And why not? After all, the President clearly doesn’t feel like he’s governing a constitutional republic. He’s instituting laws now without Congress, as though he were an elected monarch, so why not pick and choose who the laws passed by Congress will apply to as well?
Of course, the Obama administration promised to stop…in September (conveniently right before Congress re-convenes) so I guess these new waivers aren’t technically a broken promise.
The Obama administration granted another 106 waivers last month from part of the healthcare reform law — the first round of three-year waivers the Health and Human Services Department has approved.
The new approvals bring the total number of waivers to 1,472, according to HHS. Those figures cover waivers granted through the end of July. HHS will stop granting new waivers after September. …

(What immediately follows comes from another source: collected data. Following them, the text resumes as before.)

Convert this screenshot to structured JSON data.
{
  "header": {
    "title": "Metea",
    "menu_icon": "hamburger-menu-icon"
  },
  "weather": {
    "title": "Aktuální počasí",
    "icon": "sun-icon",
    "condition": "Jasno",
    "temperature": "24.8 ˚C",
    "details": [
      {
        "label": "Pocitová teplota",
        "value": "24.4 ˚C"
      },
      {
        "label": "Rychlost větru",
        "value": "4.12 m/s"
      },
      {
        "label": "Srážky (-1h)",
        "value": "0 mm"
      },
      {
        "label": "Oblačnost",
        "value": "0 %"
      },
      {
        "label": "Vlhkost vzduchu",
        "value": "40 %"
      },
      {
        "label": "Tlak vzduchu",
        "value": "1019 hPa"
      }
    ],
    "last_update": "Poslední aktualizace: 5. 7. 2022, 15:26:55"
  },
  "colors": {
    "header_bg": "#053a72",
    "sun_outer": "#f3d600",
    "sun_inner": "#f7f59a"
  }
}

The department announced it would cut off applications after September, but let companies that received one-year exemptions extend their waivers through 2014. The 106 waivers approved in July will last three years.
Obama apologists can certainly argue that these are only temporary waivers, and that all must be in compliance with the law by 2014, but that’s hardly an excuse. The law is the law, and the President doesn’t get to pick and choose who it applies to. A temporary waiver is no more legitimate than a permanent waiver.
If Obamacare were too stringent to be followed by these companies then the law should have been modified before passing. Or not passed at all. But that’s not the attitude Democrats too. They wanted to jam it through, and fix any problems later.